AK parti'de yıllar itibarıyla yaşanan düşüşün nedeni...

AK parti Eskişehir’de, yıllar itibarıyla büyük bir düşüş yaşıyor.Her ne kadar AK partinin Eskişehir’deki bazı aktörleri, her seçim sonucundan kendilerince bir başarı çıkartma becerisini gösterse de, partinin oy oranlarının...

AK parti Eskişehir'de, yıllar itibarıyla büyük bir düşüş yaşıyor.
Her ne kadar AK partinin Eskişehir'deki bazı aktörleri, her seçim sonucundan kendilerince bir başarı çıkartma becerisini gösterse de, partinin oy oranlarının yıllar itibarıyla düşüşü açıkça gözleniyor.
Mahalli seçimlerde ardı ardına alınan yenilgi ve her seçimde kaybedilen bir belediye neyse de...
Milletvekili genel seçimlerinde yaşanan düşüş, partinin Eskişehir'de geldiği konumu açıkça ortaya koymaya yetiyor...
Dahası...
Belki hiç kimse dikkat etmiyor ama, son yapılan Milletvekili genel seçimlerinde, AK partinin Eskişehir'in ilçelerinde yaşadığı oy kaybı, ileriki seçimler için de büyük bir tehlike sinyalleri vermeye başlıyor.
Peki...
Nasıl oldu da AK parti Eskişehir'de yıllar itibarıyla büyük bir düşüş içine girdi?
Bu düşüşün elbette pek çok nedeni var...
Fakat...
Bize göre AK partinin yaşadığı bu düşüşün en büyük nedeni, "Eskişehir'e ve Eskişehirliye yeterince sahip çıkılmayışı" gibi geliyor.
Yani...
AK partinin Eskişehir'de bulunan aktörlerinin, bu şehirde yaşayanların isteklerini Ankara'dan kopartma yerine, Ankara'nın kararlarını bu şehir halkına dayatma yolunu seçmelerinden kaynaklanıyor.
Bazen düşünüyoruz kendi kendimize...
-Demiryolu'nun yer altına alınması 6 yıl yerine 1 yılda bitirilmiş olsaydı.
-Stadyum, Eskişehirlilerin istediği gibi aynı yere yapılsaydı.
-Karşılıklı üç şeride çıkartılan çevre yolunun kıymeti, Gündoğdu mahallesinin sorunu da çözüme kavuşturularak, daha anlamlı hale getirilseydi.
-Tren Gar'ı şehir merkezi yerine, büyük bir çoğunluğun istediği gibi Şeker Fabrikası arkasına taşınsaydı.
- Eskişehirlilere söz verildiği gibi modern bir Tren Gar'ı yapılsaydı.
-Türk Dünyası Kültür Başkenti gibi büyük bir projenin, şehre kazandırdıklarından çok, hangi AK partili yöneticiye ne kazandırdığı konuşulmasaydı.
-Hükümet imkânlarıyla yapılan hizmetlerin gerçekten halkın ihtiyaçlarına ne denli çözüm getireceği konusunda daha hassas davranılsaydı.
-Yeni Stadyum meselesi gündeme geldiğinde, mevcut stadyumun yerinin TOKİ'ye koşulsuz verilme teslimiyeti içinde olunmasaydı.
Kısacası:
-"Biz bildiğimizi yaparız.

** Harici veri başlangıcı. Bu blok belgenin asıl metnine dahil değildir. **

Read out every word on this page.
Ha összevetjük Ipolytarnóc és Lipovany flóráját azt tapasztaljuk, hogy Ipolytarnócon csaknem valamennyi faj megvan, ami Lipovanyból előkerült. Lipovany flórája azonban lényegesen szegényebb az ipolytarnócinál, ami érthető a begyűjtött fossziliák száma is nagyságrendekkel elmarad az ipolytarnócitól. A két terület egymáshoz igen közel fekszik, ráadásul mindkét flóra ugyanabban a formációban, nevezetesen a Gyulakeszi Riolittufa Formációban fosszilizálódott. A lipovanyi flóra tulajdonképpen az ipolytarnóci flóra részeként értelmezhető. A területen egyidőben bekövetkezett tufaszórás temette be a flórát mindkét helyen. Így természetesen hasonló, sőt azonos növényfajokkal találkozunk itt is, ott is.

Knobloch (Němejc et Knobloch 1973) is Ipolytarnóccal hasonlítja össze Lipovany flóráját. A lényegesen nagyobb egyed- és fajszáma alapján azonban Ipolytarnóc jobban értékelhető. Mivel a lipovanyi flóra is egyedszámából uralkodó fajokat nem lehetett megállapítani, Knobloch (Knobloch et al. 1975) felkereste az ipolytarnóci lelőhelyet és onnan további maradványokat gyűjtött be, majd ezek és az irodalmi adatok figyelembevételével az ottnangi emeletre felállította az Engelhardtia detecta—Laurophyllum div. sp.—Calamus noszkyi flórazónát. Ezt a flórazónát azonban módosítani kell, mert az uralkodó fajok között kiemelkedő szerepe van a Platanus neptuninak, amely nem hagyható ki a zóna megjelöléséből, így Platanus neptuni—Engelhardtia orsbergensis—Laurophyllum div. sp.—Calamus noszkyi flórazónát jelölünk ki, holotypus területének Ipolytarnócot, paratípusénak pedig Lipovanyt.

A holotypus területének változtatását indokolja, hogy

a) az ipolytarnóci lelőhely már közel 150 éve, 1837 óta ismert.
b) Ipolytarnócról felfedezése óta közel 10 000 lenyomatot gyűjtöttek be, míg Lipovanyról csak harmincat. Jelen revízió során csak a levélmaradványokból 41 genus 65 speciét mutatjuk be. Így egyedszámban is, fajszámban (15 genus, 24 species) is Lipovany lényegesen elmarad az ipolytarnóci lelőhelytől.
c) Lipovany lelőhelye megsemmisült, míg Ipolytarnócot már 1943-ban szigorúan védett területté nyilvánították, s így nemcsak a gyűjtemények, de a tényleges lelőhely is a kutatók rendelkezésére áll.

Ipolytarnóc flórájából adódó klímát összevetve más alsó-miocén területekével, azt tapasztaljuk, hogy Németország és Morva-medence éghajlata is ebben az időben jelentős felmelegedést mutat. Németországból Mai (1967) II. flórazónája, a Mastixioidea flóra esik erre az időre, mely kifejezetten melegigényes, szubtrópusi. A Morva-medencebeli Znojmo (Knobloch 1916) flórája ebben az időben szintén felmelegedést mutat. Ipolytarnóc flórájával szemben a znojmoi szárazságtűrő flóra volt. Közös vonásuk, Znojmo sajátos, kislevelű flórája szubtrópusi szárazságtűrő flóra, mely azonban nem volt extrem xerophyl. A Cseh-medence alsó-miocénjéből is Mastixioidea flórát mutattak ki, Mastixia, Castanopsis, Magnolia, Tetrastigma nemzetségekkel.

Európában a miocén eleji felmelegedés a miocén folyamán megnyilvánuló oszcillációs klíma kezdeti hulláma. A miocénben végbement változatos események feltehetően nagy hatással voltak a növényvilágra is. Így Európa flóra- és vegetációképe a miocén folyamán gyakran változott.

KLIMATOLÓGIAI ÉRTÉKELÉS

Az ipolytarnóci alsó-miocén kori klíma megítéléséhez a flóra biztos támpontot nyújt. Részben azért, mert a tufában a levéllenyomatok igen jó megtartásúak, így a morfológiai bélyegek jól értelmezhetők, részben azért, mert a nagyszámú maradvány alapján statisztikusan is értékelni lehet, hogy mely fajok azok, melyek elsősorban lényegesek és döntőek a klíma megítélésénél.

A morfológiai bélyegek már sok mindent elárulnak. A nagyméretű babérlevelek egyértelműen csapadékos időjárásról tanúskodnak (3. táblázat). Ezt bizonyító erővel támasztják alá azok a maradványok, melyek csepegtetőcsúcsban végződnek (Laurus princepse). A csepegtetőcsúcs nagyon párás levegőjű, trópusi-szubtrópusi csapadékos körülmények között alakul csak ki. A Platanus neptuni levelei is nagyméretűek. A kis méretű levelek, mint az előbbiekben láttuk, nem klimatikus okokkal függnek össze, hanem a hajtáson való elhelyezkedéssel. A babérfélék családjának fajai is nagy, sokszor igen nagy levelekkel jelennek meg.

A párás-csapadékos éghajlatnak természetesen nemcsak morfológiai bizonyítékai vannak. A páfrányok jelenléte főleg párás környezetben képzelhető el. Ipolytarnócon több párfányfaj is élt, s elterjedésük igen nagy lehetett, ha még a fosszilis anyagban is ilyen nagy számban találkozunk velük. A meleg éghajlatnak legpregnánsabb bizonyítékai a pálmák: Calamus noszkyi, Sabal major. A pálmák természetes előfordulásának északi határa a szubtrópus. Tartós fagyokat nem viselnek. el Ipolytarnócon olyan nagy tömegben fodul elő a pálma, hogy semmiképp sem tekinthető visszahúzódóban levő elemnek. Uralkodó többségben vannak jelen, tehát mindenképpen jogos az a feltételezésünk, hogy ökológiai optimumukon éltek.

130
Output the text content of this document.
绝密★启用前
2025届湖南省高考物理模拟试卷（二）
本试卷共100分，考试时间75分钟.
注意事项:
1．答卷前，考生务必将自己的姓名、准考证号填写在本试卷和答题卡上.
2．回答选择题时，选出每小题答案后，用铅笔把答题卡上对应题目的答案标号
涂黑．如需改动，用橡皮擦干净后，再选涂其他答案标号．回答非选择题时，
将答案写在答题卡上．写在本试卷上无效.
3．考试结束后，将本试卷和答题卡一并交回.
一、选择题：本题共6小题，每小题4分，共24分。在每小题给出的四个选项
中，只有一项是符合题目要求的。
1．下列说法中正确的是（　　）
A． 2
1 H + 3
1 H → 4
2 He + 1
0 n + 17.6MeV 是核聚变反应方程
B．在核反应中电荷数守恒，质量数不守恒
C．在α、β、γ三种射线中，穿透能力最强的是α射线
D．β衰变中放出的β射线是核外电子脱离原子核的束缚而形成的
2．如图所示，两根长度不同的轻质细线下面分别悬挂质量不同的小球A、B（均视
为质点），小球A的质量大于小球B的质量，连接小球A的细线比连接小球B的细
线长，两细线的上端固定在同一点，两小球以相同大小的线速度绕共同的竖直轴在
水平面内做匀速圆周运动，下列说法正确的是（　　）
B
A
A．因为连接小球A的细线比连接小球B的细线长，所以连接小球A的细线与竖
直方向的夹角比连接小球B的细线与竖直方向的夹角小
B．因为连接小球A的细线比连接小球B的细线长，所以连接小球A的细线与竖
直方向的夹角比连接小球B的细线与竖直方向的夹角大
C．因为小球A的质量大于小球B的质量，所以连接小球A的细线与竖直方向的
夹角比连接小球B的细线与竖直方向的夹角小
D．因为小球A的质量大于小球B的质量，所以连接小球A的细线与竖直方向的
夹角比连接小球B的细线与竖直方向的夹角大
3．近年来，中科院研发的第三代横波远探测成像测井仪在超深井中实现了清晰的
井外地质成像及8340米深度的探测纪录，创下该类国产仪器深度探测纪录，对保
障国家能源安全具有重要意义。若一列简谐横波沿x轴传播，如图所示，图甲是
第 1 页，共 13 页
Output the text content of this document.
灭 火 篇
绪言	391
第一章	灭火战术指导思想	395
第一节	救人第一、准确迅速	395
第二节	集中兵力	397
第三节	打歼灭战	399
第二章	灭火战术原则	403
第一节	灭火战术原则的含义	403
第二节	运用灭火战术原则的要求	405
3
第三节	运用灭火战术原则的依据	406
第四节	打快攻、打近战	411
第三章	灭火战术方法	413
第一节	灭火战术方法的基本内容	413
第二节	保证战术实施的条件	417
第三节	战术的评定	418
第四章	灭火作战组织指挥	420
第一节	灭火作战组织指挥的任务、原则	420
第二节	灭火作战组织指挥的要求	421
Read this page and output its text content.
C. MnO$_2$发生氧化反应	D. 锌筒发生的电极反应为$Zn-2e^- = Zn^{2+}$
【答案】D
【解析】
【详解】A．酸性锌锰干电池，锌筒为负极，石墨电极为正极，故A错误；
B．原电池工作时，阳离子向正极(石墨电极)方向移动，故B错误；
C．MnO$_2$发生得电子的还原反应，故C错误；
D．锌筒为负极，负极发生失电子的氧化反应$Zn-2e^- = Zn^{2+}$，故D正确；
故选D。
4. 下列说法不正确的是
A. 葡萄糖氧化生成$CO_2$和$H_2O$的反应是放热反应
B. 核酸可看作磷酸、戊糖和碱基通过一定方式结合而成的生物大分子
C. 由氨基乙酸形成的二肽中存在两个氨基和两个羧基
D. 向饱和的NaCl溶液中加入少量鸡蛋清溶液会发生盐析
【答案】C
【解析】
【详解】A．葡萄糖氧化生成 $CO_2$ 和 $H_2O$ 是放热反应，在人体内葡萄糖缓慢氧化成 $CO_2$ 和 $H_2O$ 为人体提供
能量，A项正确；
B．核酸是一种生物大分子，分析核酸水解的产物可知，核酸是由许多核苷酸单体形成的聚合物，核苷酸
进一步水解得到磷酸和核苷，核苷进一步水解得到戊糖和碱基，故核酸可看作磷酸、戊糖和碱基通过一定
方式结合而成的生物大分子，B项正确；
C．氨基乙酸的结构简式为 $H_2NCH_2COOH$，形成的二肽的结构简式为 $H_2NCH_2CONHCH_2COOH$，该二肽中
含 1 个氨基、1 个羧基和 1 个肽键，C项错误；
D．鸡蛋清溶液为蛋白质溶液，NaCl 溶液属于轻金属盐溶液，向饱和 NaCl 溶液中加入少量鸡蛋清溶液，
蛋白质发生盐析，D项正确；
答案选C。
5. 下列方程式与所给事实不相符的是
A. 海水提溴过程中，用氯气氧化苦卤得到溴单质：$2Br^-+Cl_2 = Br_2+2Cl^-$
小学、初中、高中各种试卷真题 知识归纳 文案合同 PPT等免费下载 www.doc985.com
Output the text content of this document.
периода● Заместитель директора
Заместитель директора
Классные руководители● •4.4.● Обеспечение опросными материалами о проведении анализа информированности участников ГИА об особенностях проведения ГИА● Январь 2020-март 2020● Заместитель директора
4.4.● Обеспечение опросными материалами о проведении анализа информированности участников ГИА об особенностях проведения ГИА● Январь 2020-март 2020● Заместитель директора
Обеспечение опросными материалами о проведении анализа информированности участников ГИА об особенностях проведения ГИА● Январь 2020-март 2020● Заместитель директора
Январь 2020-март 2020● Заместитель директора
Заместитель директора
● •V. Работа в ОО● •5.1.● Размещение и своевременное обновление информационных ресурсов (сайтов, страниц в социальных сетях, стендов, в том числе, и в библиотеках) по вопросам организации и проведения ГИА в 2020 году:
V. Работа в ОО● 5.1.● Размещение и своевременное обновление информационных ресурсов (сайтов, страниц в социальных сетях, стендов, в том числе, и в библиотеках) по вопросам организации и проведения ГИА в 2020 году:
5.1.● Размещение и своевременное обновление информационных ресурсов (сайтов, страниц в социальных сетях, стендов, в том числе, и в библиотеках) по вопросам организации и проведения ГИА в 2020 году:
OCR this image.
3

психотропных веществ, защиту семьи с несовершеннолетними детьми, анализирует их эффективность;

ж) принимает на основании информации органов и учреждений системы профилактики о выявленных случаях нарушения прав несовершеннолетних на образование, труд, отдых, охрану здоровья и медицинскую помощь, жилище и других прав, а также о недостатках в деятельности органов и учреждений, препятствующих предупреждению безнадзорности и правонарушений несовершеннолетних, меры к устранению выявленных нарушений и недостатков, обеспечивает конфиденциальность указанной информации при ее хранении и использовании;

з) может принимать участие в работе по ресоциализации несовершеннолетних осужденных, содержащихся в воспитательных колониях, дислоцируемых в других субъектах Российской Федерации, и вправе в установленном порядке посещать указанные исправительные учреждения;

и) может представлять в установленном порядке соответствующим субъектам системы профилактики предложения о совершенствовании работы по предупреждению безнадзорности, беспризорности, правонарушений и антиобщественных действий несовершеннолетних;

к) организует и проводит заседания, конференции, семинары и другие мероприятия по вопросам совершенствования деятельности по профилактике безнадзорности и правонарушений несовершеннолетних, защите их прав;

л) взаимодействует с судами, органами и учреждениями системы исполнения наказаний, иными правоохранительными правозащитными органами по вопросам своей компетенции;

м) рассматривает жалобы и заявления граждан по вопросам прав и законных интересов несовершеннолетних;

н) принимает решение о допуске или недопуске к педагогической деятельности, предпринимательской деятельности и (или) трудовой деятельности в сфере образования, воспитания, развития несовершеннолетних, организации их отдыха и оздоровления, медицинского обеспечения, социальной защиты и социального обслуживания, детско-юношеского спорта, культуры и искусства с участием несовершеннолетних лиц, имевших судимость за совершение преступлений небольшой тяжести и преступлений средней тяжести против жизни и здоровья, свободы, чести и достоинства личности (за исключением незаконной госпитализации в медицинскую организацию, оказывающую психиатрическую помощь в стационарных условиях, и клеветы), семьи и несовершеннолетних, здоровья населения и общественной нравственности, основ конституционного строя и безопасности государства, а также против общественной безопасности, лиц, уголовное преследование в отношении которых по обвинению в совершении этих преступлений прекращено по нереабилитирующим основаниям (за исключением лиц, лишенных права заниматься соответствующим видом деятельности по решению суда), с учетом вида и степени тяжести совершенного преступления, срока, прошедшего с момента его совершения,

Sizin istekleriniz pek bir anlam ifade etmiyor. Çünkü en iyisini biz biliyoruz" düşünce ve davranışıyla yıllar geçirilmeseydi, belki de AK parti Eskişehir'de böyle bir düşüş süreci yaşamayacaktı.
Ama yaşadı işte...
Ne diyelim?
Belki bu yazdıklarımız, bundan sonrası için faydalı olur...
,,,,,,,,,,,,,,,,,,,,,,,,,,,,,,,,,,,,,,,,,,,,,,,,,,,,,,,

Bu işte bir gariplik var!

Yolda kiminle karşılaşsak, ya kendisi için ya da bir yakını için iş aradığı söylüyor.
Yardımcı olup olamayacağımızı soruyor.
-"Bir bakalım" diyoruz.
Hangi işadamı ile görüşüp, hangi yöneticiyle otursak, onlar da işçi bulamayışlarından yakınıyor.
-"tanıdığın varsa" diye söze başlayıp, bu konuda yardımcı olup olamayacağımızı soruyorlar.
İlginç bir durum ama, belki de birçoklarınızın yakından tanık olduğu bir durum bu.
Çoğunlukla, iş aradığını söyleyenlerle işçi aradığını söyleyenleri buluşturma çabasına giriyoruz ki, nafile...
Sonradan öğrendiğimize göre ya bize "İş arıyorum" diyen beğenmemiş gönderdiğimiz işi, ya da "İşçi lazım" diyenin işine gelmemiş gönderdiğimiz insan.
Bu böyle sürüp gidiyor.
Bir yanda iş arayanlar, diğer tarafta işçi arayanlar.
Ve birbirini beğenmeyenler.
Tablo böyleyken, birçok insandan da;
-"ne olacak bu işsizliğin hali. Binlerce işsiz var memlekette. Bu durum maazallah bir iç savaş bile çıkartır" sözlerini duyuyoruz.
Öte yandan...
Yine birçok insandan;
-"Ben işsizlik olduğuna inanmıyorum arkadaş. Şu kadar zamandır işçi arıyoruz, duyurular yapıyoruz. Ya gelen olmuyor, ya da gelenler işi beğenmiyor. Herkes masa başı iş istiyor" şeklinde yakınmaları da işitiyoruz.
Buradan şu anlaşılıyor ki...
Hem işsizlik var ülkede, hem de iş beğenmeme.
İşveren, nitelikli işçi peşinde.
İşsizler de nitelikli iş peşinde.
İş bulamayan işsizler de haklı kendi çapında, aradığı nitelikte işçi bulamayan işverenler de...
Bu işin sonu nereye varır bilemiyoruz ama, işçi iş beğenmediği, işveren de işçi beğenmediği sürece, ortada ki bu sorunun çözülmesini beklemek, fazla iyimserlik olacak gibi...
,,,,,,,,,,,,,,,,,,,,,,,,,,,,,,,,,
CHP'de gelinen nokta!

CHP Eskişehir'de 30 Haziran seçimlerini öyle-böyle geçirdi.
Seçim öncesi süreçte var olan rahatsızlıklar su yüzüne pek çıkartılmadı.
Seçimlerin sonuçları alınır alınmaz herkes eteklerindeki taşları dökmeye başladı.
Seçilenler, seçilemeyenleri anında unutuverdi.
Seçilenler, yönetimlerin seçimde zaten çalışmadığını söyler oldu.
Seçilenler, yönetimlerin değişmesi gerektiğini ifade etmeye başladı.
Seçilenler, yönetimlerin seçimin kazanılmasında en ufak bir payı bile olmadığını dile getirmeye başladı.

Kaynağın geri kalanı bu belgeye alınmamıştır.